“Nobody listens to Bhai Sahib in your family and Bhabhi has given you out-and-out freedom, and liberty that girls usually don’t deserve”
These discourteous remarks were voiced by my usually benign uncle when he came to know that I have got a scholarship to study in the U.S. for a year through the Youth Exchange and Study (YES) Program (this program provides scholarships to secondary school students from countries with significant Muslim majority to spend up to one academic year with an American host family in the United States). These words struck me like a sharp knife and badly wounded my exuberant and cheery heart.
It wasn’t just my uncle. In fact, there were innumerable people who criticized my parents and coaxed them into change their decisions.
Well, I loved the way my Baba replied to all those relatives who popped up at our doorstep just to make him realize the severity of his decision. His words still echo in my head, and that was when I began to feel really closest to him. “My daughter will go to the U.S. and that is final”.
On August 1, 2010, I left my beloved Pakistan and went to the United States for an academic year.

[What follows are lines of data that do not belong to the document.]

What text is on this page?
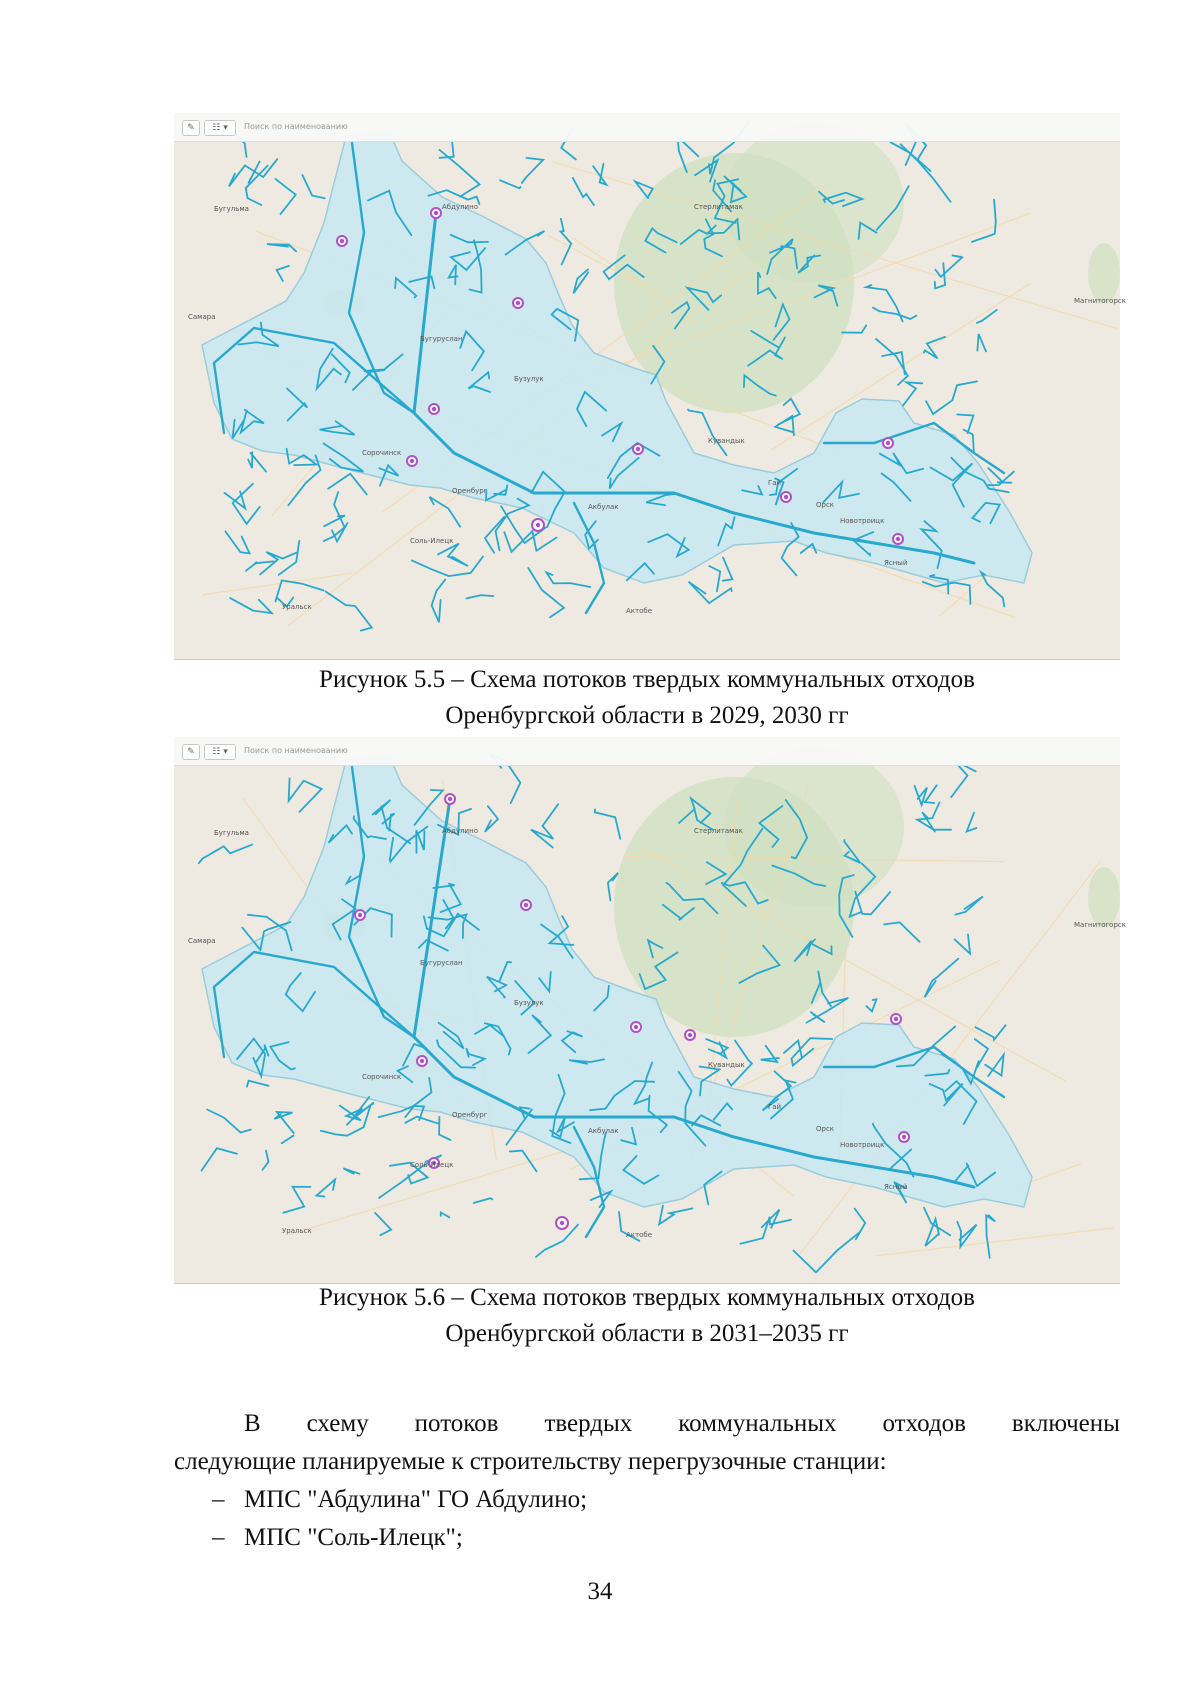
Самара
Оренбург
Орск
Бугуруслан
Бузулук
Соль-Илецк
Кувандык
Гай
Новотроицк
Ясный
Акбулак
Сорочинск
Абдулино
Бугульма	Стерлитамак
Магнитогорск
Уральск	Актобе
✎	☷ ▾	Поиск по наименованию
Рисунок 5.5 – Схема потоков твердых коммунальных отходов
Оренбургской области в 2029, 2030 гг
Самара
Оренбург
Орск
Бугуруслан
Бузулук
Соль-Илецк
Кувандык
Гай
Новотроицк
Ясный
Акбулак
Сорочинск
Абдулино
Бугульма	Стерлитамак
Магнитогорск
Уральск	Актобе
✎	☷ ▾	Поиск по наименованию
Рисунок 5.6 – Схема потоков твердых коммунальных отходов
Оренбургской области в 2031–2035 гг
В схему потоков твердых коммунальных отходов включены
следующие планируемые к строительству перегрузочные станции:
– МПС "Абдулина" ГО Абдулино;
– МПС "Соль-Илецк";
34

At the re-entry orientations My local coordinator asked me to describe my time in US in one word. I chose the word ‘rollercoaster’. My American adventure has been like a perfect roller-coaster. It has had its ups and downs. It’s had its turns and speed, and its fear and excitement. It has also unfortunately had its sadness and relief.
Applying for the YES program and coming to the US as an exchange student is one of the best decisions I have ever made in my life. Today, I can proudly say that I am more culturally adaptive and religiously broad-minded than most of the teenagers in the world. I believe my experience has reinforced the belief in me that “humanity” comes before any culture, race, or religion. After attending “Better Understanding for a Better World Conference-Orlando”, I decided that all the religions are trying to reach the same goal. That is to make a person, a better individual. Without this exchange program, I would not have been able to mix American culture with Pakistani culture to create a new and beautiful “blended culture”

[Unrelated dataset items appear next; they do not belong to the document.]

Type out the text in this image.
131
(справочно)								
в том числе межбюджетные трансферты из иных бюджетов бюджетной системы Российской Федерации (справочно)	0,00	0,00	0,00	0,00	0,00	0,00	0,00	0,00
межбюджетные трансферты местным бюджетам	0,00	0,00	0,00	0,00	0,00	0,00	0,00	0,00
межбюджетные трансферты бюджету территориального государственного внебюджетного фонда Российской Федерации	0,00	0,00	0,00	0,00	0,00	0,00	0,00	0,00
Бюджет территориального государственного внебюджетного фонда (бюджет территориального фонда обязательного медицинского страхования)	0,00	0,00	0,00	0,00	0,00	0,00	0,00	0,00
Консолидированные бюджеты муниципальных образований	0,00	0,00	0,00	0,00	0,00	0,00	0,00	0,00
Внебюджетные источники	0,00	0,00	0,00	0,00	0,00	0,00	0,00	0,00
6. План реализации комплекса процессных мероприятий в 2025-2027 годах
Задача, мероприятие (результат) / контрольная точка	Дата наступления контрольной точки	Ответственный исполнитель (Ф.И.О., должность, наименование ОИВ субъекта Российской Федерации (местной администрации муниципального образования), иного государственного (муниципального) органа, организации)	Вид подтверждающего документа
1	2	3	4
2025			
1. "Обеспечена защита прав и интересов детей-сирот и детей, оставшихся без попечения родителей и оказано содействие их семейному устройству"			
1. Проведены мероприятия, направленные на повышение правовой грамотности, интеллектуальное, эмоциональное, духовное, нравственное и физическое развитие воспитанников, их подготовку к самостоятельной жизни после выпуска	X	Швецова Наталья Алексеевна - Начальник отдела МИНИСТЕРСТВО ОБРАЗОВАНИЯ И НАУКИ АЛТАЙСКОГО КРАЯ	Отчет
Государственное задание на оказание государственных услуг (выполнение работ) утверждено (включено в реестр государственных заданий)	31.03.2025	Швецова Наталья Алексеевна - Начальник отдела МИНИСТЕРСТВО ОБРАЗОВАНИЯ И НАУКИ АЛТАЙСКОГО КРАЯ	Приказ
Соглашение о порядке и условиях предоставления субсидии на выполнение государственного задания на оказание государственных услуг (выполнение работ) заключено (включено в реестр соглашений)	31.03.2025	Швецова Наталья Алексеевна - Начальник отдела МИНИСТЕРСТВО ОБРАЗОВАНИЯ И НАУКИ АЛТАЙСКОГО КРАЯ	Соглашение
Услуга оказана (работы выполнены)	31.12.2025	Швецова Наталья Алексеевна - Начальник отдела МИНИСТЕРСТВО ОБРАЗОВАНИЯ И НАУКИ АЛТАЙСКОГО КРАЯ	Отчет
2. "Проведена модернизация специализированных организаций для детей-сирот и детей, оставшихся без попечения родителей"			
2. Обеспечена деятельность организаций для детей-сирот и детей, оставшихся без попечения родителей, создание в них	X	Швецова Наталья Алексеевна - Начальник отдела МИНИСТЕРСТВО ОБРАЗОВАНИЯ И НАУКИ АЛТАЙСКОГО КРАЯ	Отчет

From winning the “Best Debater Award” in the Fulton vs. Cobb County Debate Competition to coming in first place in 2011 Regional DECA finals, I had a good ride on my American Rollercoaster. I sold candies at the school to help raise the funds for Fulton County to initiate and support FBLA. I got a letter from Barrack Obama for doing more than 100 hours of community service while I was here.

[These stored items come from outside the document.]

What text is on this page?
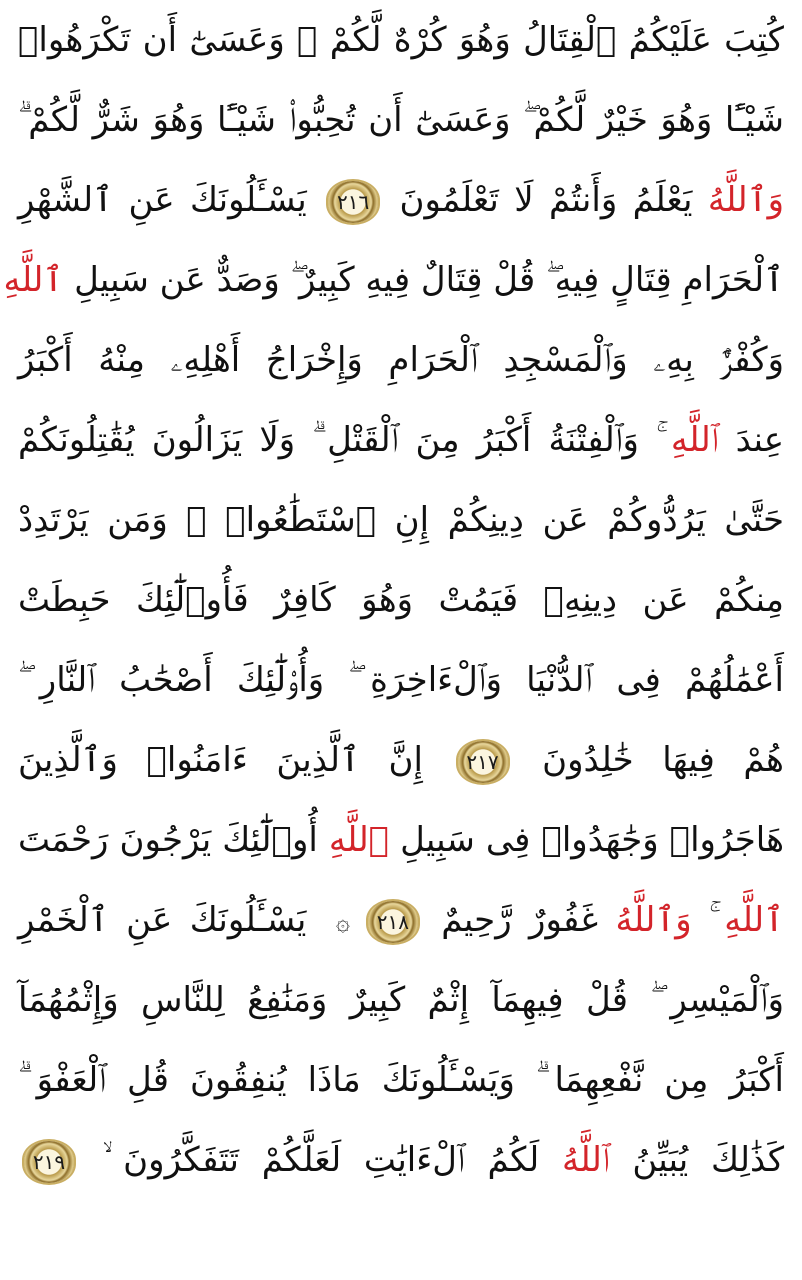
كُتِبَ عَلَيْكُمُ ٱلْقِتَالُ وَهُوَ كُرْهٌ لَّكُمْ ۖ وَعَسَىٰٓ أَن تَكْرَهُوا۟
شَيْـًٔا وَهُوَ خَيْرٌ لَّكُمْ ۖ وَعَسَىٰٓ أَن تُحِبُّوا۟ شَيْـًٔا وَهُوَ شَرٌّ لَّكُمْ ۗ
وَٱللَّهُ يَعْلَمُ وَأَنتُمْ لَا تَعْلَمُونَ ٢١٦ يَسْـَٔلُونَكَ عَنِ ٱلشَّهْرِ
ٱلْحَرَامِ قِتَالٍ فِيهِ ۖ قُلْ قِتَالٌ فِيهِ كَبِيرٌ ۖ وَصَدٌّ عَن سَبِيلِ ٱللَّهِ
وَكُفْرٌۢ بِهِۦ وَٱلْمَسْجِدِ ٱلْحَرَامِ وَإِخْرَاجُ أَهْلِهِۦ مِنْهُ أَكْبَرُ
عِندَ ٱللَّهِ ۚ وَٱلْفِتْنَةُ أَكْبَرُ مِنَ ٱلْقَتْلِ ۗ وَلَا يَزَالُونَ يُقَٰتِلُونَكُمْ
حَتَّىٰ يَرُدُّوكُمْ عَن دِينِكُمْ إِنِ ٱسْتَطَٰعُوا۟ ۚ وَمَن يَرْتَدِدْ
مِنكُمْ عَن دِينِهِۦ فَيَمُتْ وَهُوَ كَافِرٌ فَأُو۟لَٰٓئِكَ حَبِطَتْ
أَعْمَٰلُهُمْ فِى ٱلدُّنْيَا وَٱلْءَاخِرَةِ ۖ وَأُو۟لَٰٓئِكَ أَصْحَٰبُ ٱلنَّارِ ۖ
هُمْ فِيهَا خَٰلِدُونَ ٢١٧ إِنَّ ٱلَّذِينَ ءَامَنُوا۟ وَٱلَّذِينَ
هَاجَرُوا۟ وَجَٰهَدُوا۟ فِى سَبِيلِ ٱللَّهِ أُو۟لَٰٓئِكَ يَرْجُونَ رَحْمَتَ
ٱللَّهِ ۚ وَٱللَّهُ غَفُورٌ رَّحِيمٌ ٢١٨۞ يَسْـَٔلُونَكَ عَنِ ٱلْخَمْرِ
وَٱلْمَيْسِرِ ۖ قُلْ فِيهِمَآ إِثْمٌ كَبِيرٌ وَمَنَٰفِعُ لِلنَّاسِ وَإِثْمُهُمَآ
أَكْبَرُ مِن نَّفْعِهِمَا ۗ وَيَسْـَٔلُونَكَ مَاذَا يُنفِقُونَ قُلِ ٱلْعَفْوَ ۗ
كَذَٰلِكَ يُبَيِّنُ ٱللَّهُ لَكُمُ ٱلْءَايَٰتِ لَعَلَّكُمْ تَتَفَكَّرُونَ ۙ ٢١٩
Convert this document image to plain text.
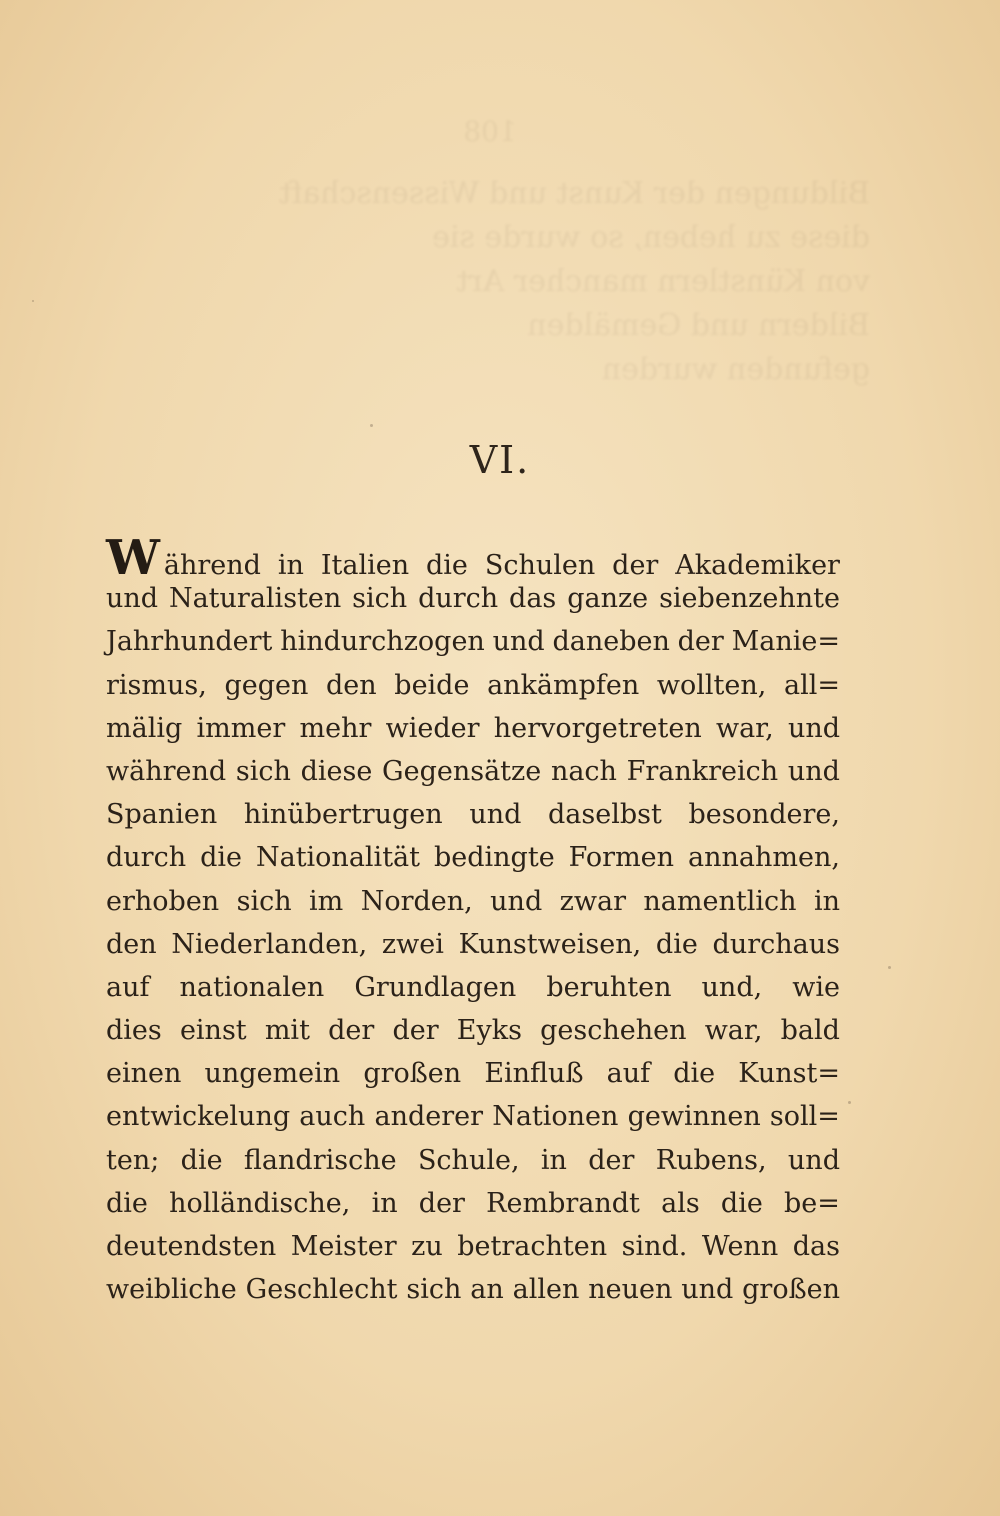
108
Bildungen der Kunst und Wissenschaft
diese zu heben, so wurde sie
von Künstlern mancher Art
Bildern und Gemälden
gefunden wurden
VI.
W ährend in Italien die Schulen der Akademiker
und Naturalisten sich durch das ganze siebenzehnte
Jahrhundert hindurchzogen und daneben der Manie=
rismus, gegen den beide ankämpfen wollten, all=
mälig immer mehr wieder hervorgetreten war, und
während sich diese Gegensätze nach Frankreich und
Spanien hinübertrugen und daselbst besondere,
durch die Nationalität bedingte Formen annahmen,
erhoben sich im Norden, und zwar namentlich in
den Niederlanden, zwei Kunstweisen, die durchaus
auf nationalen Grundlagen beruhten und, wie
dies einst mit der der Eyks geschehen war, bald
einen ungemein großen Einfluß auf die Kunst=
entwickelung auch anderer Nationen gewinnen soll=
ten; die flandrische Schule, in der Rubens, und
die holländische, in der Rembrandt als die be=
deutendsten Meister zu betrachten sind. Wenn das
weibliche Geschlecht sich an allen neuen und großen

This year has improved me a lot. I still want to be an entrepreneur in the future. Now though, I highly suspect that my first business would be a “sweet tea” or a “sweet corn” stand. That’s what I got from the southern US. I am positive my family would love it just like I did. This year has taught me that “words speak louder than actions” and that a few good words can actually make a lot of difference in somebody else’s life. That’s why I say “I love you”, “good to see you”, and “it was nice meeting you”, more often than I used you. And though my roller coaster had some rough patches, these challenges pulled the “Strong Syeda” out of me. My host dad says, “you never know how strong you are until being strong is the only option left”.
Living away from my family and friends was so difficult in the beginning. I was homesick in the month of August but as soon as I blended in, I got over it. I eventually started talking to my family only once every two months.
I still remember my host mom asking, “Can 16 year olds get a working visa? We don’t want you to leave.” I made so many friends along the way that it was difficult for me to leave them. But I look forward to go back because my American Adventure has made me a better person ready to face the challenges of life with all audacity and strength.